The site doesn't actually link to anything secret, it is all available to the public. What it does do is make it very easy to find, particulalry compared to getting this stuff of government websites.
The mind boggles...
By the way, isn't this type of thing the raison d'etre for Freenet - how many Freenet nodes are up these days? Any DHS visits to Freenet node operators/sites?
Galileo: "The Earth revolves around the Sun!"
Score: -1 100% Flamebait
You're kidding right? How about software distribution? Even though there is lots of software being distributed that shouldn't be, there is a lot of free software out there that is perfectly okay to share that way. Many people get their latest [favorite_linux_distro] ISO images this way. It's very legitimate and has been going on long enough to show it's not an exception to the rule at all.
Maybe the poster didn't think it through when he made the assertion, "For once, we have a concrete example to point to..." P2P is quite legitimate.
we all love google, however their search technology allows any one to find out anything about the government. one of the special searchs primarily searches US government documents. Not to mention peoples personal information can be found just as easily.
Please don't get me wrong, I love google, and use it, and I especially enjoy these types of searches
with bittorent an MD5 sum of the file is held on each peer and if one doesnt add up he is a bad peer stoping tampering
If you have nothing useful to say post as AC.

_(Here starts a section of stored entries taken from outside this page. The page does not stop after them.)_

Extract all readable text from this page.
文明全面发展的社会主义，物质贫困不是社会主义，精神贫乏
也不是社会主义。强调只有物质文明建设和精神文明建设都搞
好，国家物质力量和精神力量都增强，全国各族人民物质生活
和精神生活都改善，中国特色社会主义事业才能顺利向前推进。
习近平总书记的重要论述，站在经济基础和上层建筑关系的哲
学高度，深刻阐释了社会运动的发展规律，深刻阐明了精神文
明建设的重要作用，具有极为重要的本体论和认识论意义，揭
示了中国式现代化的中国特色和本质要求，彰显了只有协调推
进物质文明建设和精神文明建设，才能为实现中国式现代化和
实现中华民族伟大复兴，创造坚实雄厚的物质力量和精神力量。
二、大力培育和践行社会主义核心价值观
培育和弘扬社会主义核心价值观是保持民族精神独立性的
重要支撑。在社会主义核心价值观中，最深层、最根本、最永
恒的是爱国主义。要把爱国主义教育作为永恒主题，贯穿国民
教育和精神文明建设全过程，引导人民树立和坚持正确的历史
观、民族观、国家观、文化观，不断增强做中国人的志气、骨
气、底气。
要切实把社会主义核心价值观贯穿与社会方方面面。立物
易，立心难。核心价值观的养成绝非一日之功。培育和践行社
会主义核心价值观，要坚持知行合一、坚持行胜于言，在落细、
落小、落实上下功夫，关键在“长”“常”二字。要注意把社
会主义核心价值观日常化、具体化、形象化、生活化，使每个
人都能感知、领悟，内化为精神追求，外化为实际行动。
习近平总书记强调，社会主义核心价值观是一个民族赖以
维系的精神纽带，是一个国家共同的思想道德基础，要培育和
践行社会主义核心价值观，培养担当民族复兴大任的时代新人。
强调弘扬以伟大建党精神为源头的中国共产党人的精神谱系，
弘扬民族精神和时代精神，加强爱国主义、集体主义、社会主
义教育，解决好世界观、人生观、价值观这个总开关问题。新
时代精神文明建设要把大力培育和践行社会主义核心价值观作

In the academic community, there are quite a few interesting projects going on. I work on a project called LionShare, which is integrating services like authentication, authorization, and directory in to a federated P2P network.
For once, we have a concrete example to point to when citing the merits of P2P.
Let me offer a few others that have been around for a while:
- Distributing FLOSS. For example, Linux.
- Distributing music with the copyright holder's permission. For example, eTree.
- Distributing internally developed software to employees in a large enterprise. For example, LANDesk and Marimba use peer to peer distribution.